Later, the report was updated to say that the balloon was actually filled with helium.  This would, of course, allow the use of a much smaller envelope, because the difference in density between helium and air (mostly nitrogen and oxygen) is substantially larger than that between hot air and cold air.  The “GeekDad” blog at Wired has a post on this, in which he calculates that an envelope holding 1,571 cubic feet of helium could provide enough lift to carry a 50-pound child.   However, as he points out, the aircraft is a balloon, not a dirigible (which has a rigid structure), and there is no evidence in the photos that the shape of the envelope was deformed at all by any weight it was carrying.

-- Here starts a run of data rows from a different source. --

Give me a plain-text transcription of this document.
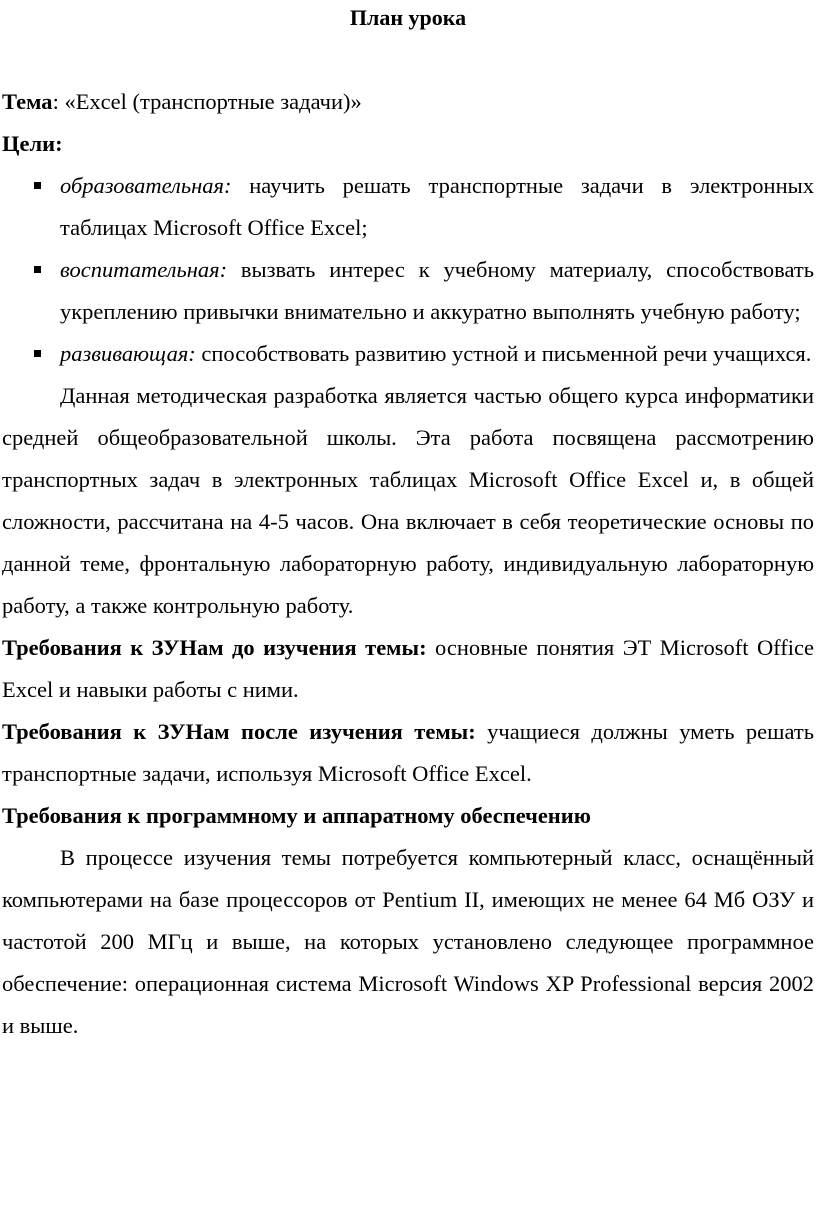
План урока
Тема: «Excel (транспортные задачи)»
Цели:
образовательная: научить решать транспортные задачи в электронных таблицах Microsoft Office Excel;
воспитательная: вызвать интерес к учебному материалу, способствовать укреплению привычки внимательно и аккуратно выполнять учебную работу;
развивающая: способствовать развитию устной и письменной речи учащихся.

Данная методическая разработка является частью общего курса информатики средней общеобразовательной школы. Эта работа посвящена рассмотрению транспортных задач в электронных таблицах Microsoft Office Excel и, в общей сложности, рассчитана на 4-5 часов. Она включает в себя теоретические основы по данной теме, фронтальную лабораторную работу, индивидуальную лабораторную работу, а также контрольную работу.

Требования к ЗУНам до изучения темы: основные понятия ЭТ Microsoft Office Excel и навыки работы с ними.

Требования к ЗУНам после изучения темы: учащиеся должны уметь решать транспортные задачи, используя Microsoft Office Excel.

Требования к программному и аппаратному обеспечению

В процессе изучения темы потребуется компьютерный класс, оснащённый компьютерами на базе процессоров от Pentium II, имеющих не менее 64 Мб ОЗУ и частотой 200 МГц и выше, на которых установлено следующее программное обеспечение: операционная система Microsoft Windows XP Professional версия 2002 и выше.
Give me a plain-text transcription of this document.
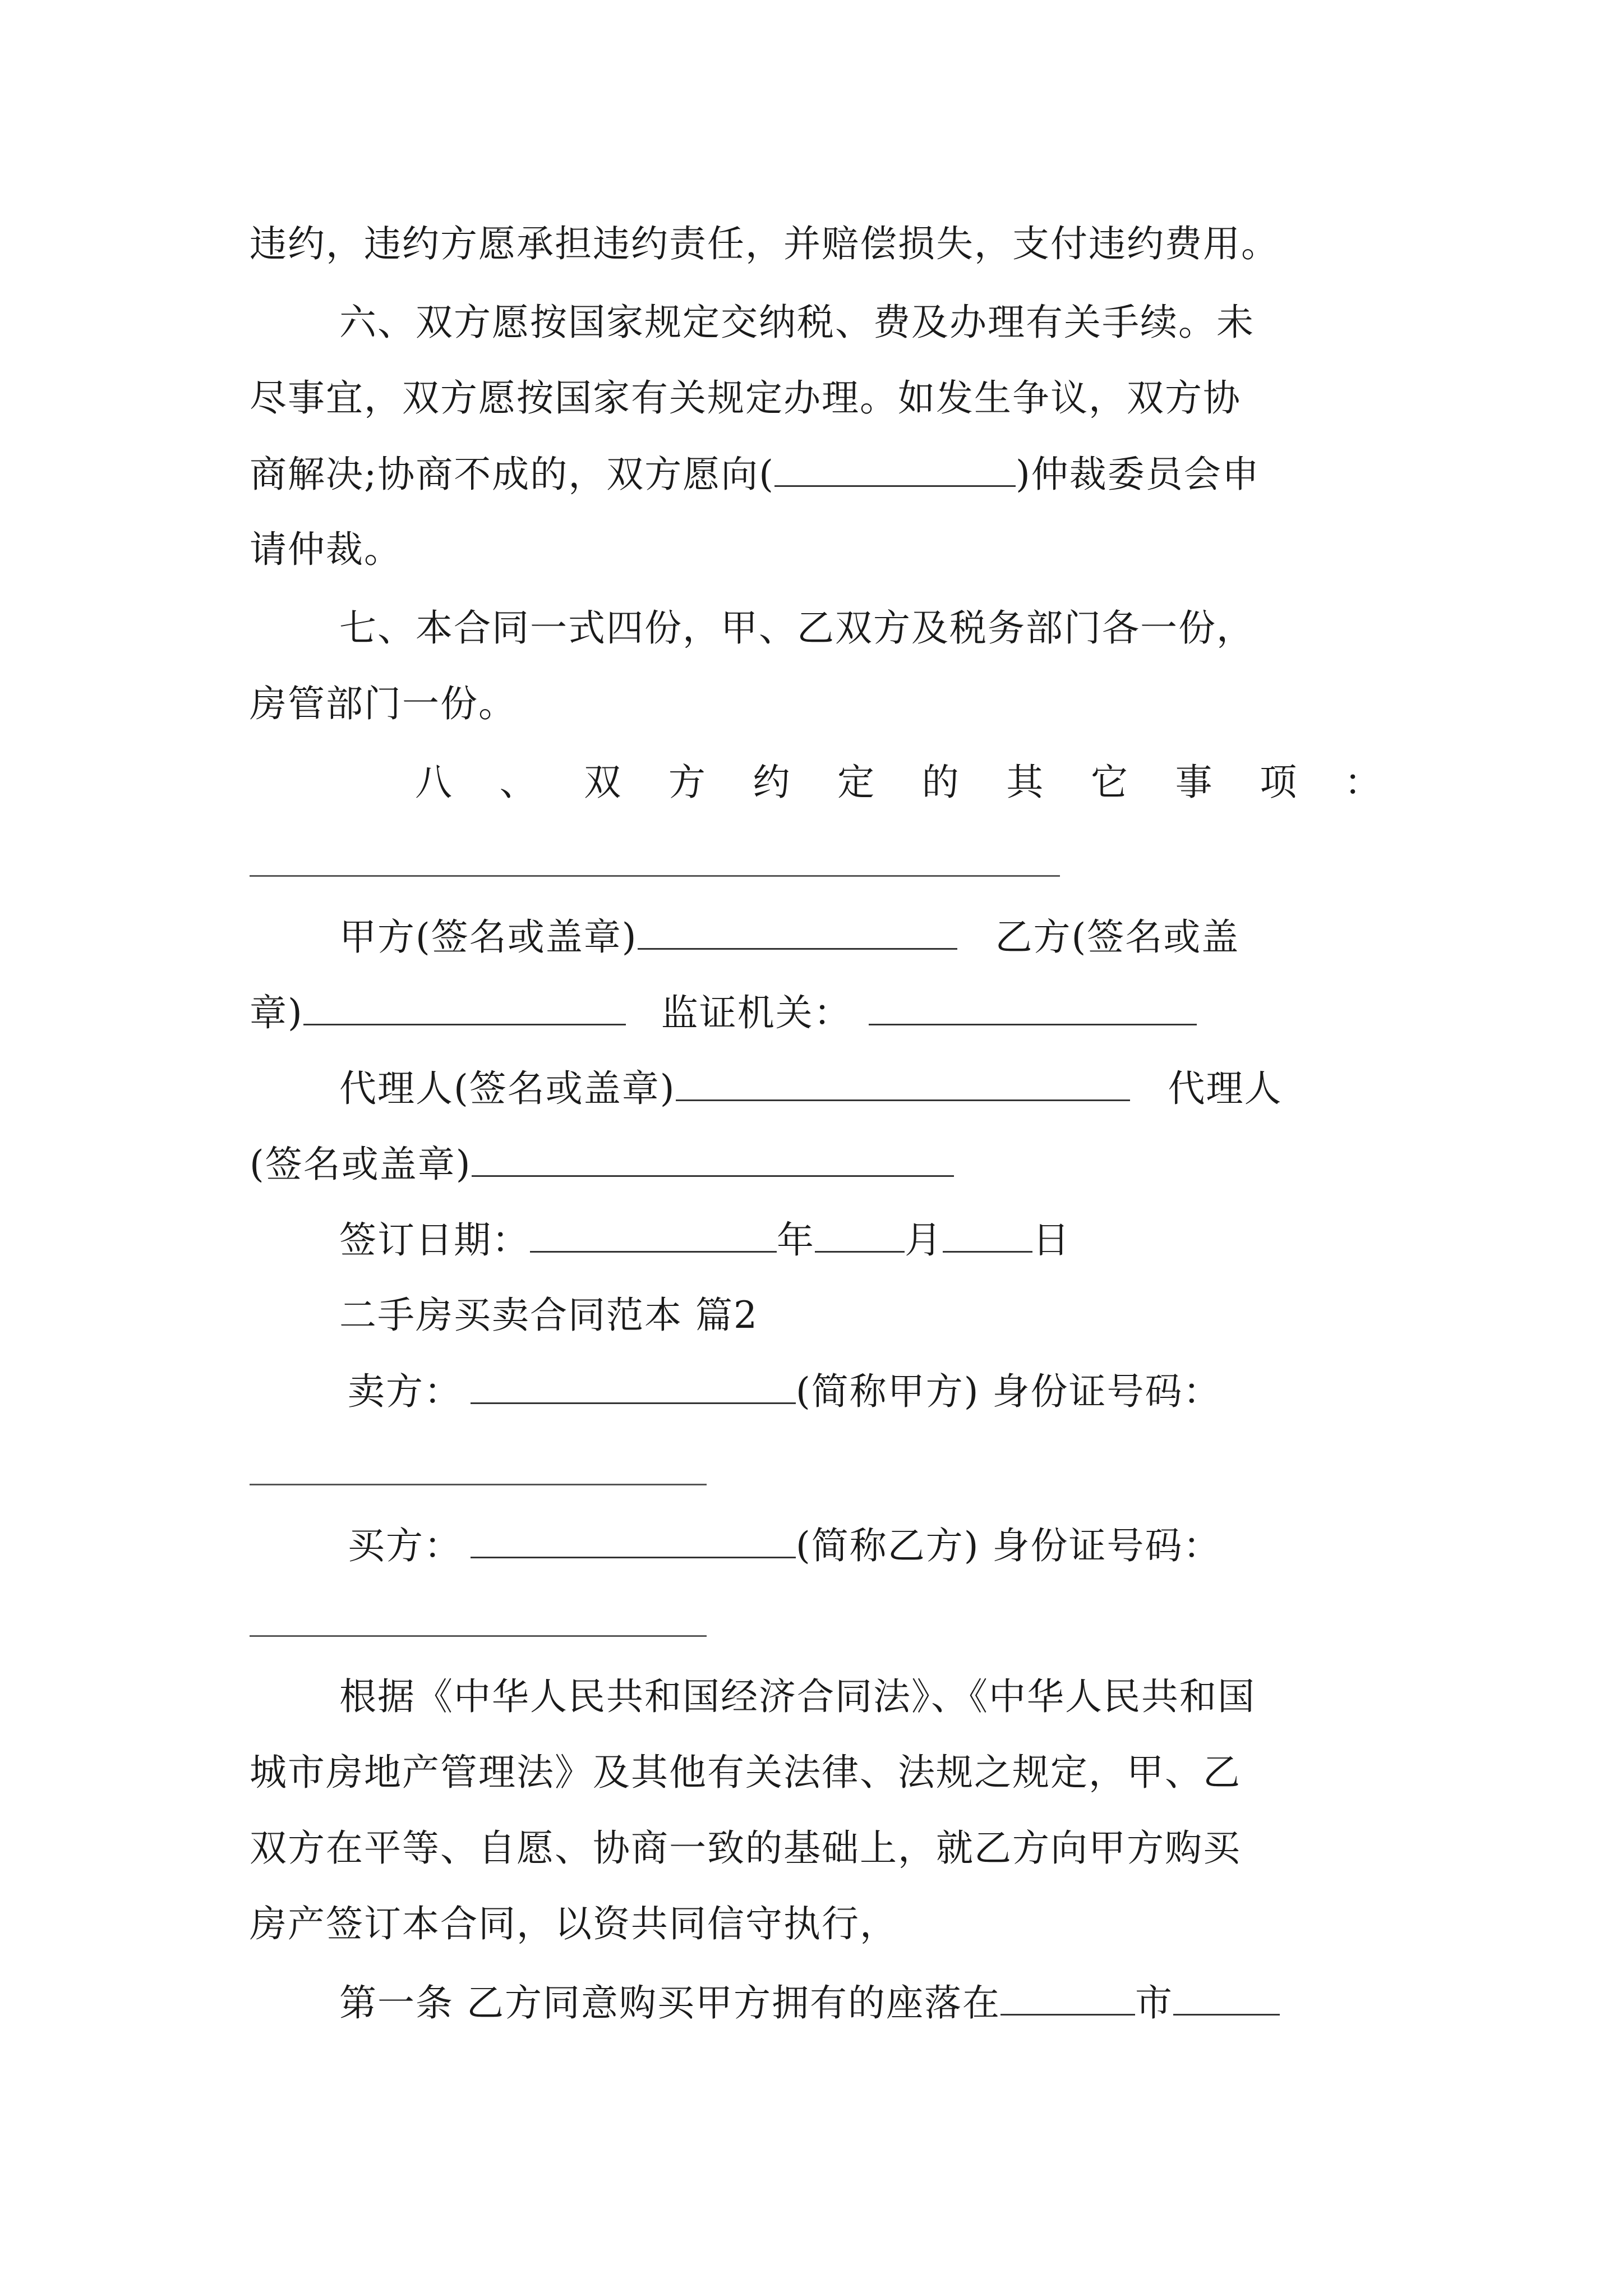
违约，违约方愿承担违约责任，并赔偿损失，支付违约费用。
六、双方愿按国家规定交纳税、费及办理有关手续。未
尽事宜，双方愿按国家有关规定办理。如发生争议，双方协
商解决;协商不成的，双方愿向(	)仲裁委员会申
请仲裁。
七、本合同一式四份，甲、乙双方及税务部门各一份，
房管部门一份。
八 、 双 方 约 定 的 其 它 事 项 ：
甲方(签名或盖章)	乙方(签名或盖
章)	监证机关：
代理人(签名或盖章)	代理人
(签名或盖章)
签订日期：	年 月 日
二手房买卖合同范本 篇2
卖方：	(简称甲方) 身份证号码：
买方：	(简称乙方) 身份证号码：
根据《中华人民共和国经济合同法》、《中华人民共和国
城市房地产管理法》及其他有关法律、法规之规定，甲、乙
双方在平等、自愿、协商一致的基础上，就乙方向甲方购买
房产签订本合同，以资共同信守执行，
第一条 乙方同意购买甲方拥有的座落在	市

Now it is suggested that the whole thing was a hoax, created by the Henne family in an attempt to get a gig on a “reality TV” show.   It’s also another disappointing demonstration of the gullibility and scientific ignorance of many members of the media.

Afterthought

The whole phenomenon of so-called reality TV seems to me, on one level, to be pretty weird.  When I’ve asked a few people why they liked these programs, the answer was something along the lines of, “Well, I’m interested in people.”  In some cases, I am reasonably sure that the person in question would only sit at an actual sidewalk cafe (say, Les Deux Magots in Paris) and watch actual people — you know, what we used to call “reality” — if “persuaded” at gunpoint.  Evidently watching a bunch of amateur actors being paid to be followed around by TV cameras supplies something that reality lacks.